EXPORT, the sophomore album from UK electronic duo, RAP fuses elements of trip-hop, house and new wave to become something greater than the sum of its parts. The album largely engulfs the listener in spaciousness. Although the pulse of every track is vibrant, there’s nothing superficial driving it forward; only the looming tension of kinetic energy. 

Largely unknown until the release of this record, RAP’s mysterious emergence is largely intriguing. EXPORT’s opening track ‘Baptism’ appeals to this allusion, likening the act to something familiar yet unparalleled. Starting with an industrial beat, ‘Baptism’ grows into a metallic and synth-heavy drone that despite having a 7-minute long runtime, the track never drags.
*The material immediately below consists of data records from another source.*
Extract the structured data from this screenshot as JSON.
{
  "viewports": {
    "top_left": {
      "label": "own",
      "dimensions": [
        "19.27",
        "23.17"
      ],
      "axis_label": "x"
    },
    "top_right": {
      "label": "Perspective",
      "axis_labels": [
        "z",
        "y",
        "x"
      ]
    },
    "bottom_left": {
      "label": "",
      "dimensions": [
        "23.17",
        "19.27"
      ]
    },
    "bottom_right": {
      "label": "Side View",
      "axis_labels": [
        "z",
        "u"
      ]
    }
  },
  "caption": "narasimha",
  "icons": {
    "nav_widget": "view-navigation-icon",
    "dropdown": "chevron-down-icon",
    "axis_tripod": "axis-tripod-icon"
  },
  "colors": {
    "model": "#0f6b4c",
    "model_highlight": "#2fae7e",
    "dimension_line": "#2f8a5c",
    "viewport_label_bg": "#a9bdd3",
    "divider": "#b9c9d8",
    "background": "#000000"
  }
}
EXPORT builds gradually over each track, not rushing any element of its sound. It’s not until the third track, ‘Young Persuasion’, that vocals are even largely evident. While they and the sampled sound of a helicopter may appear jarring, it’s a reflection of the abruptness of modern urban life. The fusion of so many conflicting genres can only evoke such a contemporary thrill.  Likewise, ‘Static’ abruptly concludes with a flurry of public transport related noises. It’s these sharp detours that balances out the ominous trip-hop with a more human element.

The space between tracks that are emotive, particularly the album closer ‘NSEW Ravers’. The creeping grunge of ‘Mad Friday’s transition from an oppressive, almost shoegaze wall of noise into the straight forward house groove of ‘No Mixer’ makes it clear how much RAP can experiment in only eight tracks.

RAP’s EXPORT is vibrant and ambiguous yet a precise and methodical record. It’s this that separates it from so many other projects. EXPORT’s detachment from genre and instead, attachment to the flow of a conceptual genre-less form truly makes it unique. With EXPORT under their belt, it’ll be exciting to see where RAP takes their sound next!